When a car crash or other traumatic event leaves you injured, laid up in the hospital, and unable to work, you may well view the whole experience as catastrophic. However, for purposes of filing a personal injury lawsuit against the party or parties whose negligence or wrongdoing caused the crash, you need to know which injuries qualify as truly catastrophic.
NeuLife, an accredited rehabilitation center in the Desert Southwest, advises that while no legal definition exists for what constitutes a catastrophic injury, the term is widely used to describe a severe, life-changing injury from which you may never fully recover.

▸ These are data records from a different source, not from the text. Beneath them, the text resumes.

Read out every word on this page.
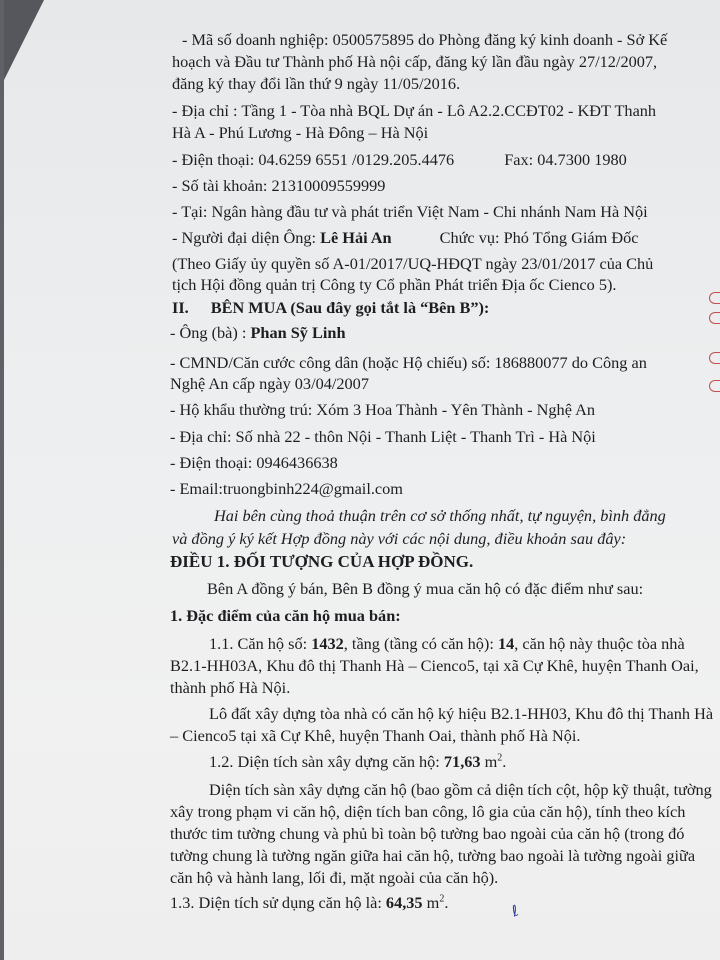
- Mã số doanh nghiệp: 0500575895 do Phòng đăng ký kinh doanh - Sở Kế
hoạch và Đầu tư Thành phố Hà nội cấp, đăng ký lần đầu ngày 27/12/2007,
đăng ký thay đổi lần thứ 9 ngày 11/05/2016.
- Địa chỉ : Tầng 1 - Tòa nhà BQL Dự án - Lô A2.2.CCĐT02 - KĐT Thanh
Hà A - Phú Lương - Hà Đông – Hà Nội
- Điện thoại: 04.6259 6551 /0129.205.4476	Fax: 04.7300 1980
- Số tài khoản: 21310009559999
- Tại: Ngân hàng đầu tư và phát triển Việt Nam - Chi nhánh Nam Hà Nội
- Người đại diện Ông: Lê Hải An	Chức vụ: Phó Tổng Giám Đốc
(Theo Giấy ủy quyền số A-01/2017/UQ-HĐQT ngày 23/01/2017 của Chủ
tịch Hội đồng quản trị Công ty Cổ phần Phát triển Địa ốc Cienco 5).
II. BÊN MUA (Sau đây gọi tắt là “Bên B”):
- Ông (bà) : Phan Sỹ Linh
- CMND/Căn cước công dân (hoặc Hộ chiếu) số: 186880077 do Công an
Nghệ An cấp ngày 03/04/2007
- Hộ khẩu thường trú: Xóm 3 Hoa Thành - Yên Thành - Nghệ An
- Địa chỉ: Số nhà 22 - thôn Nội - Thanh Liệt - Thanh Trì - Hà Nội
- Điện thoại: 0946436638
- Email:truongbinh224@gmail.com
Hai bên cùng thoả thuận trên cơ sở thống nhất, tự nguyện, bình đẳng
và đồng ý ký kết Hợp đồng này với các nội dung, điều khoản sau đây:
ĐIỀU 1. ĐỐI TƯỢNG CỦA HỢP ĐỒNG.
Bên A đồng ý bán, Bên B đồng ý mua căn hộ có đặc điểm như sau:
1. Đặc điểm của căn hộ mua bán:
1.1. Căn hộ số: 1432, tầng (tầng có căn hộ): 14, căn hộ này thuộc tòa nhà
B2.1-HH03A, Khu đô thị Thanh Hà – Cienco5, tại xã Cự Khê, huyện Thanh Oai,
thành phố Hà Nội.
Lô đất xây dựng tòa nhà có căn hộ ký hiệu B2.1-HH03, Khu đô thị Thanh Hà
– Cienco5 tại xã Cự Khê, huyện Thanh Oai, thành phố Hà Nội.
1.2. Diện tích sàn xây dựng căn hộ: 71,63 $m^2$.
Diện tích sàn xây dựng căn hộ (bao gồm cả diện tích cột, hộp kỹ thuật, tường
xây trong phạm vi căn hộ, diện tích ban công, lô gia của căn hộ), tính theo kích
thước tim tường chung và phủ bì toàn bộ tường bao ngoài của căn hộ (trong đó
tường chung là tường ngăn giữa hai căn hộ, tường bao ngoài là tường ngoài giữa
căn hộ và hành lang, lối đi, mặt ngoài của căn hộ).
1.3. Diện tích sử dụng căn hộ là: 64,35 $m^2$.	ℓ
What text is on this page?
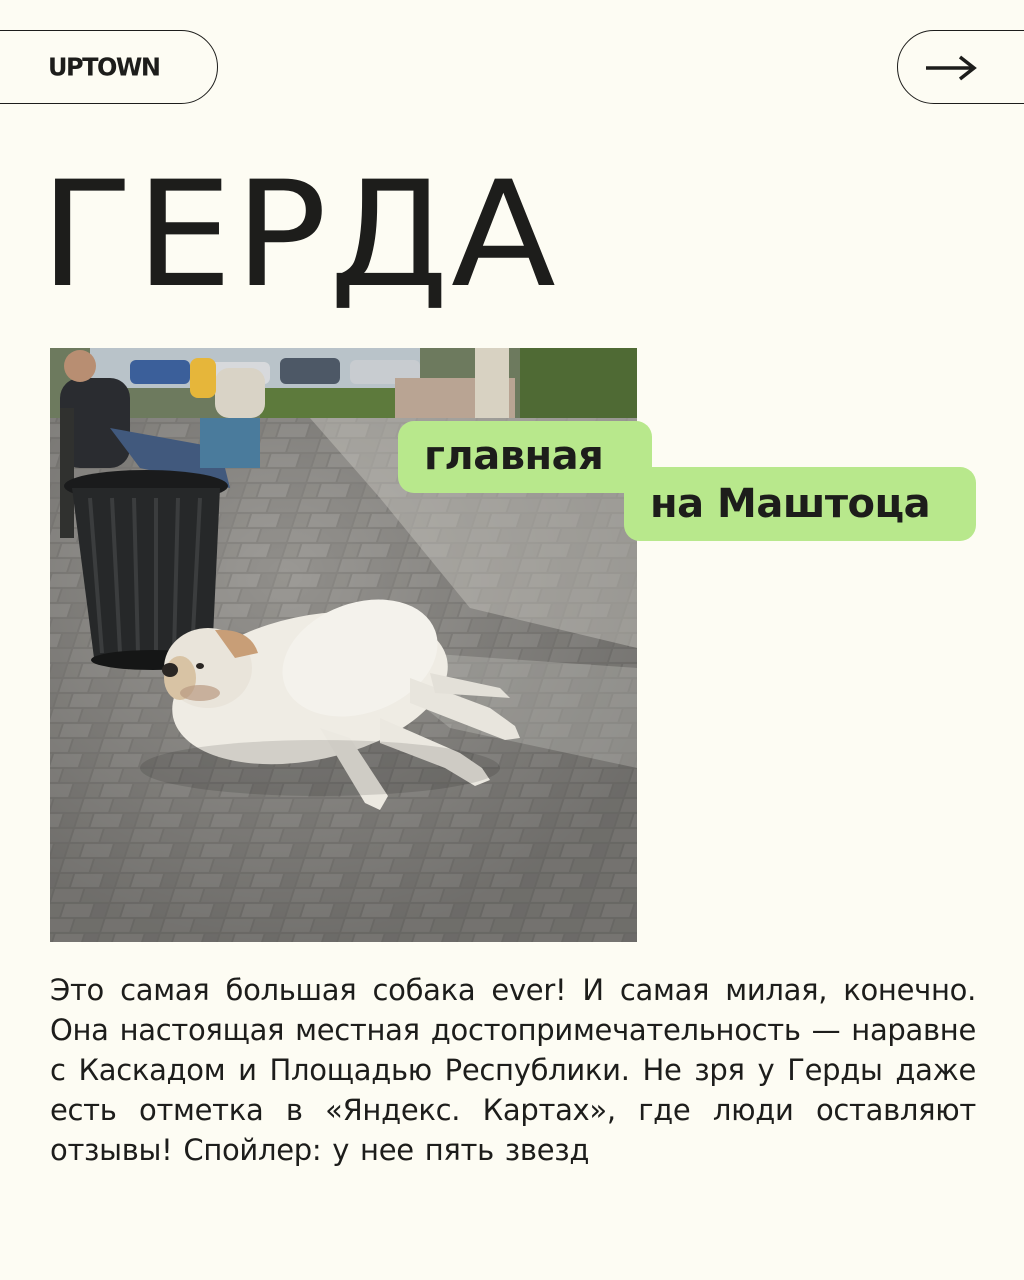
UPTOWN
ГЕРДА
главная
на Маштоца

Это самая большая собака ever! И самая милая, конечно. Она настоящая местная достопримечательность — наравне с Каскадом и Площадью Республики. Не зря у Герды даже есть отметка в «Яндекс. Картах», где люди оставляют отзывы! Спойлер: у нее пять звезд
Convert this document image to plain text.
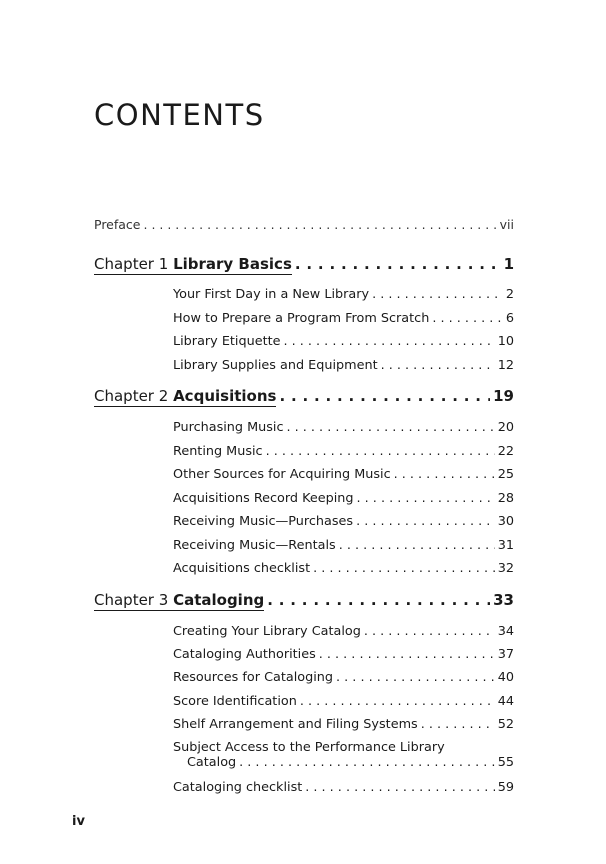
CONTENTS
Preface . . .	vii
Chapter 1 Library Basics . . .	1
Your First Day in a New Library . . .	2
How to Prepare a Program From Scratch . . .	6
Library Etiquette . . .	10
Library Supplies and Equipment . . .	12
Chapter 2 Acquisitions . . .	19
Purchasing Music . . .	20
Renting Music . . .	22
Other Sources for Acquiring Music . . .	25
Acquisitions Record Keeping . . .	28
Receiving Music—Purchases . . .	30
Receiving Music—Rentals . . .	31
Acquisitions checklist . . .	32
Chapter 3 Cataloging . . .	33
Creating Your Library Catalog . . .	34
Cataloging Authorities . . .	37
Resources for Cataloging . . .	40
Score Identification . . .	44
Shelf Arrangement and Filing Systems . . .	52
Subject Access to the Performance Library
Catalog . . .	55
Cataloging checklist . . .	59
iv
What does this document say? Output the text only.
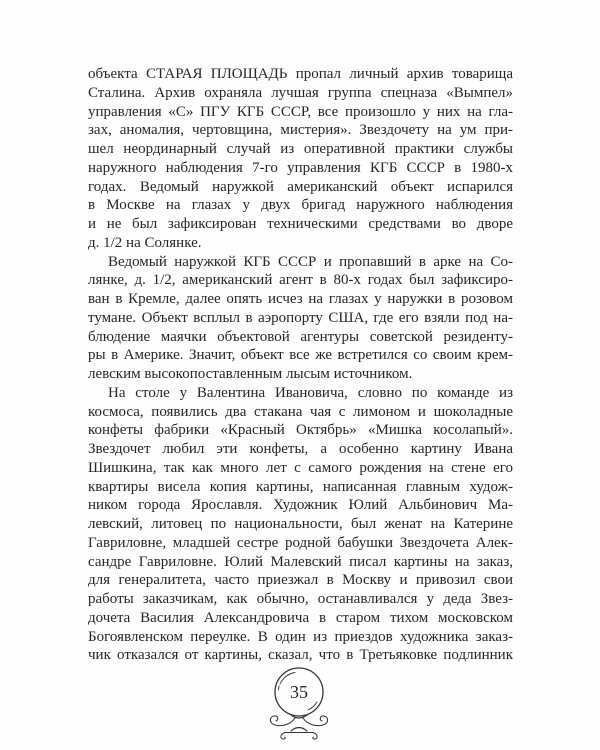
объекта СТАРАЯ ПЛОЩАДЬ пропал личный архив товарища
Сталина. Архив охраняла лучшая группа спецназа «Вымпел»
управления «С» ПГУ КГБ СССР, все произошло у них на гла-
зах, аномалия, чертовщина, мистерия». Звездочету на ум при-
шел неординарный случай из оперативной практики службы
наружного наблюдения 7-го управления КГБ СССР в 1980-х
годах. Ведомый наружкой американский объект испарился
в Москве на глазах у двух бригад наружного наблюдения
и не был зафиксирован техническими средствами во дворе
д. 1/2 на Солянке.
Ведомый наружкой КГБ СССР и пропавший в арке на Со-
лянке, д. 1/2, американский агент в 80-х годах был зафиксиро-
ван в Кремле, далее опять исчез на глазах у наружки в розовом
тумане. Объект всплыл в аэропорту США, где его взяли под на-
блюдение маячки объектовой агентуры советской резиденту-
ры в Америке. Значит, объект все же встретился со своим крем-
левским высокопоставленным лысым источником.
На столе у Валентина Ивановича, словно по команде из
космоса, появились два стакана чая с лимоном и шоколадные
конфеты фабрики «Красный Октябрь» «Мишка косолапый».
Звездочет любил эти конфеты, а особенно картину Ивана
Шишкина, так как много лет с самого рождения на стене его
квартиры висела копия картины, написанная главным худож-
ником города Ярославля. Художник Юлий Альбинович Ма-
левский, литовец по национальности, был женат на Катерине
Гавриловне, младшей сестре родной бабушки Звездочета Алек-
сандре Гавриловне. Юлий Малевский писал картины на заказ,
для генералитета, часто приезжал в Москву и привозил свои
работы заказчикам, как обычно, останавливался у деда Звез-
дочета Василия Александровича в старом тихом московском
Богоявленском переулке. В один из приездов художника заказ-
чик отказался от картины, сказал, что в Третьяковке подлинник
35
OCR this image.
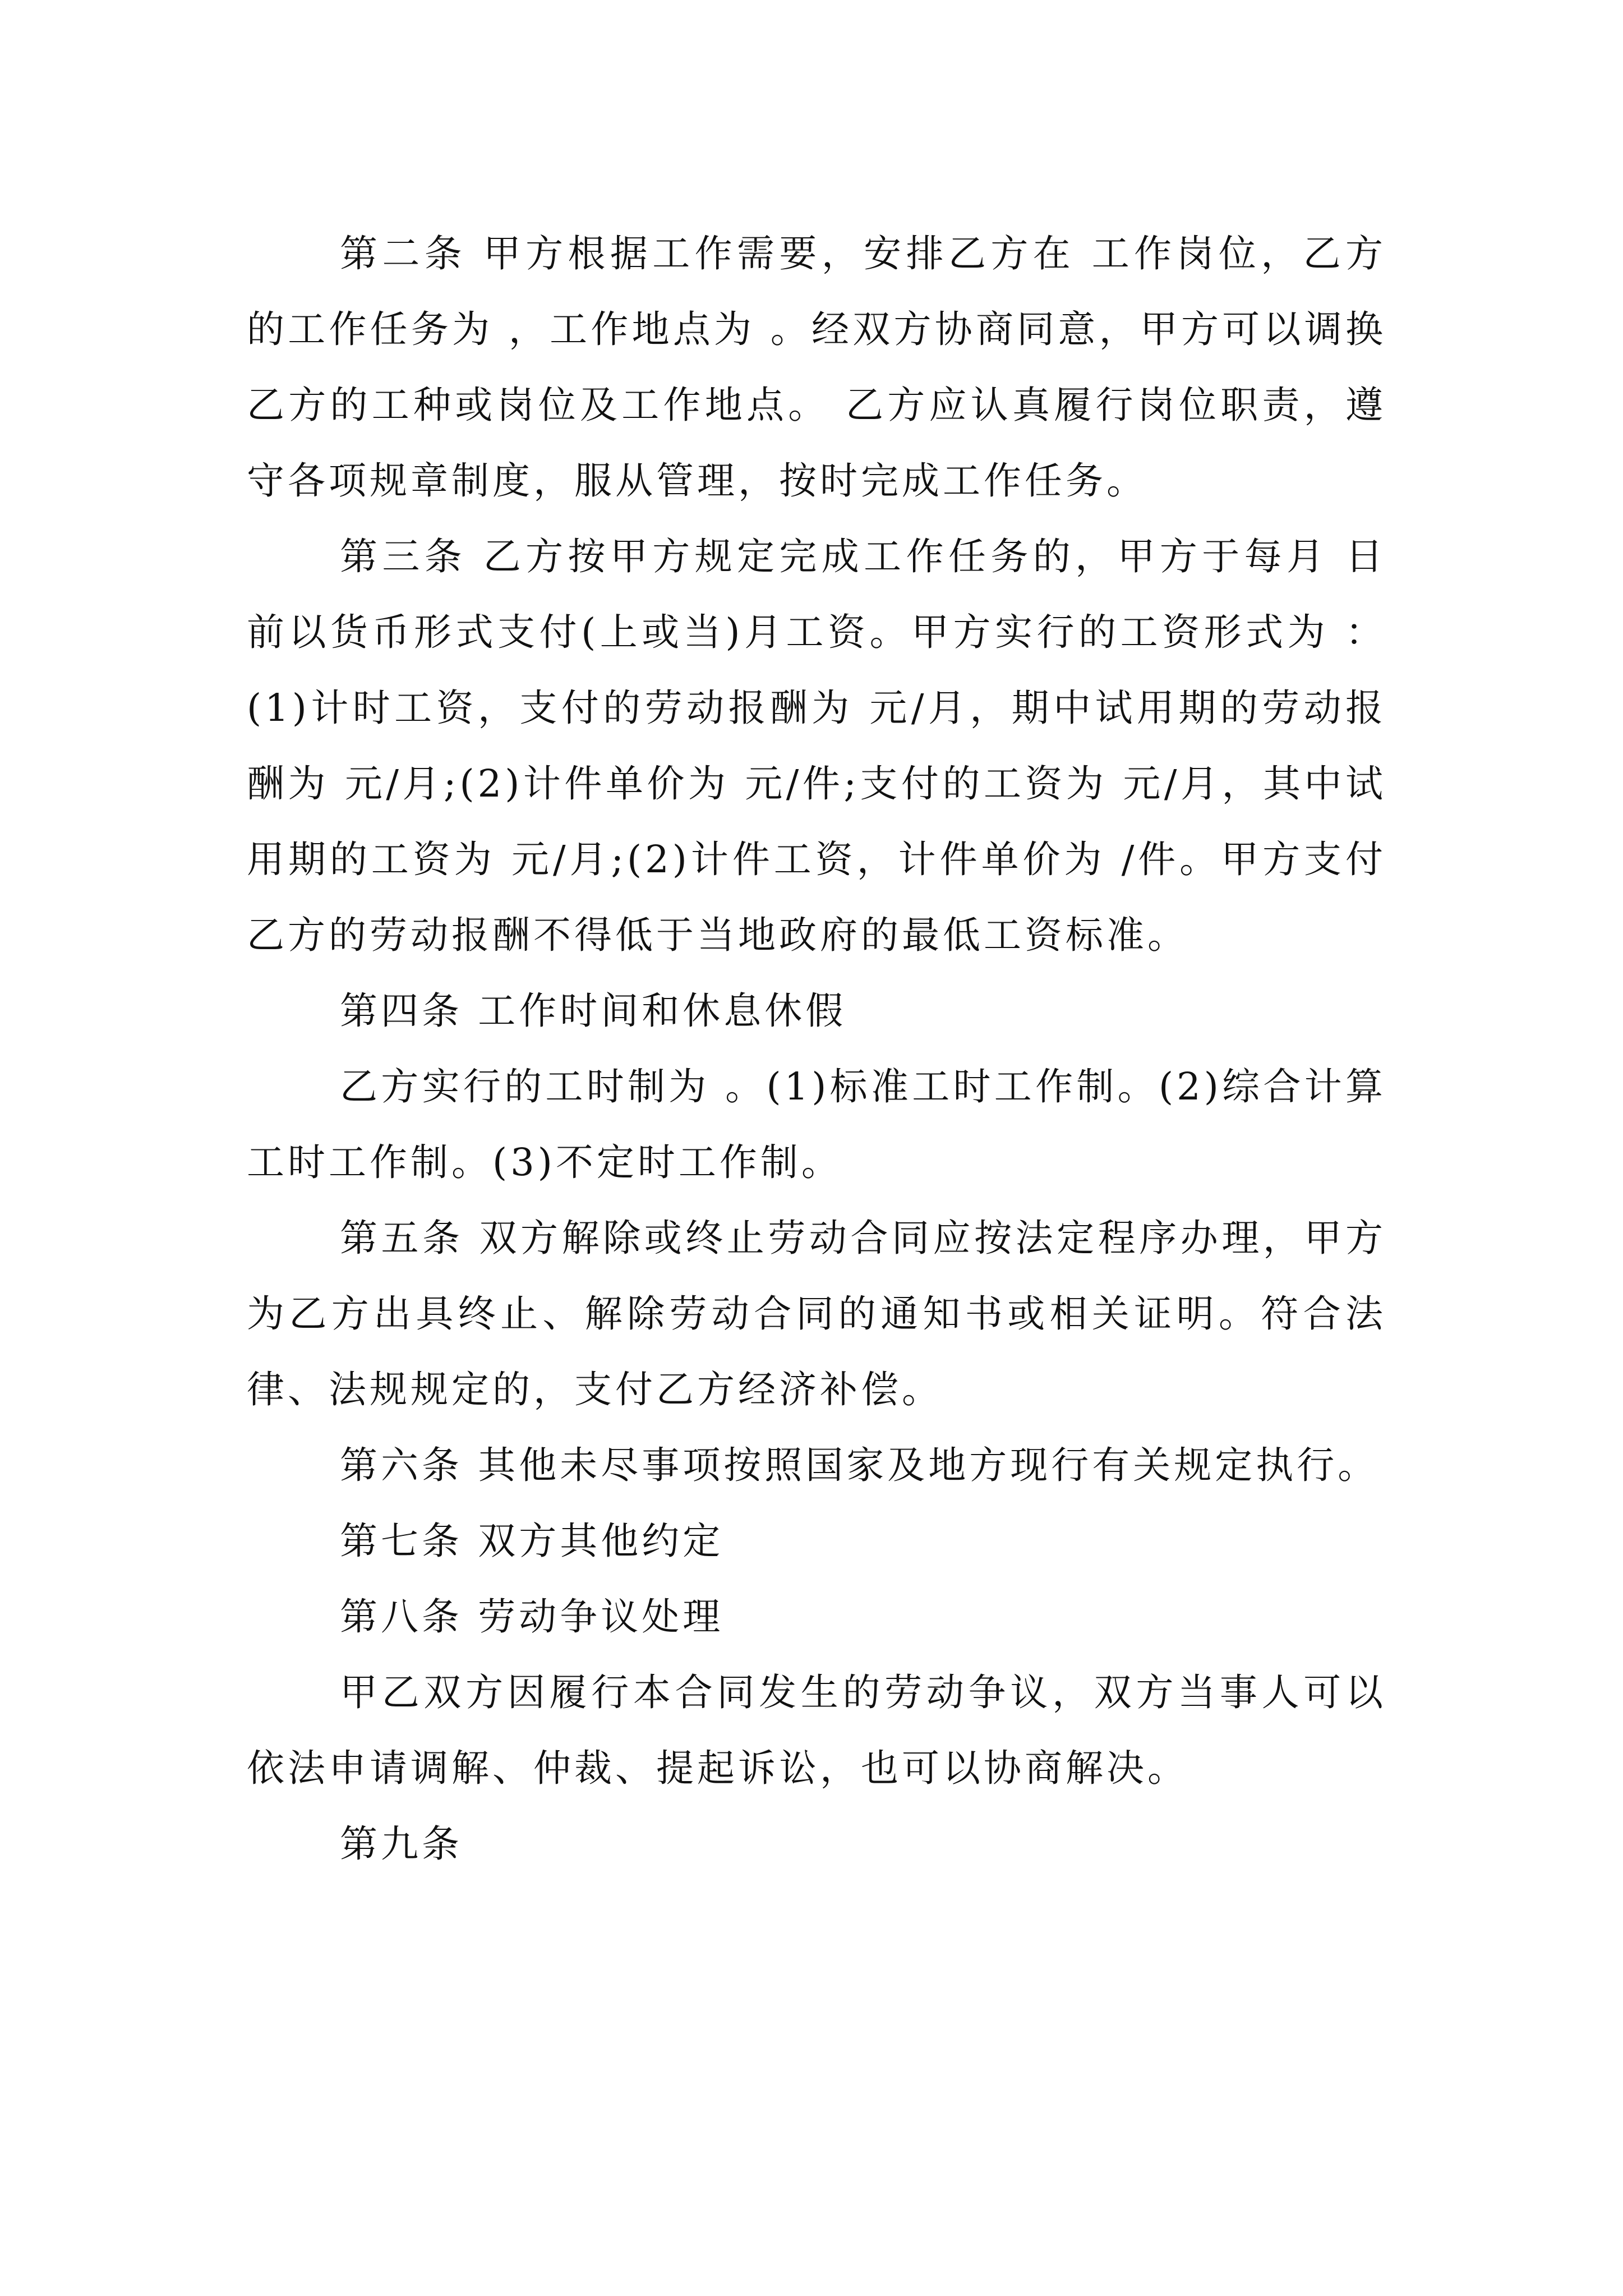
第二条 甲方根据工作需要，安排乙方在 工作岗位，乙方的工作任务为 ，工作地点为 。经双方协商同意，甲方可以调换乙方的工种或岗位及工作地点。 乙方应认真履行岗位职责，遵守各项规章制度，服从管理，按时完成工作任务。

第三条 乙方按甲方规定完成工作任务的，甲方于每月 日前以货币形式支付(上或当)月工资。甲方实行的工资形式为 ：(1)计时工资，支付的劳动报酬为 元/月，期中试用期的劳动报酬为 元/月;(2)计件单价为 元/件;支付的工资为 元/月，其中试用期的工资为 元/月;(2)计件工资，计件单价为 /件。甲方支付乙方的劳动报酬不得低于当地政府的最低工资标准。

第四条 工作时间和休息休假

乙方实行的工时制为 。(1)标准工时工作制。(2)综合计算工时工作制。(3)不定时工作制。

第五条 双方解除或终止劳动合同应按法定程序办理，甲方为乙方出具终止、解除劳动合同的通知书或相关证明。符合法律、法规规定的，支付乙方经济补偿。

第六条 其他未尽事项按照国家及地方现行有关规定执行。

第七条 双方其他约定

第八条 劳动争议处理

甲乙双方因履行本合同发生的劳动争议，双方当事人可以依法申请调解、仲裁、提起诉讼，也可以协商解决。

第九条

Catastrophic injury examples
In general, severe injuries of the following types qualify as catastrophic:
- Spinal cord injuries that result in paralysis of part or virtually all of your body and require you to use a wheelchair to get around
- Traumatic brain injuries that result in a radical impairment of your vision or hearing, up to and including total blindness or deafness
- Crush injuries resulting in the necessity to amputate one or more of your limbs
- Severe burns that leave disfiguring scars
- Any injury that requires ongoing rehabilitation and physical therapy after your hospital release
In addition to the above, severe damage to one or more of your internal organs can qualify as a catastrophic injury if it dramatically diminishes your quality of life.
Catastrophic injury causes
Perhaps not surprisingly, motor vehicle accidents are the leading cause of catastrophic injuries in the United States. Other major causes include workplace accidents, particularly construction accidents, sports injuries, falls, medical errors and defective products, devices and drugs.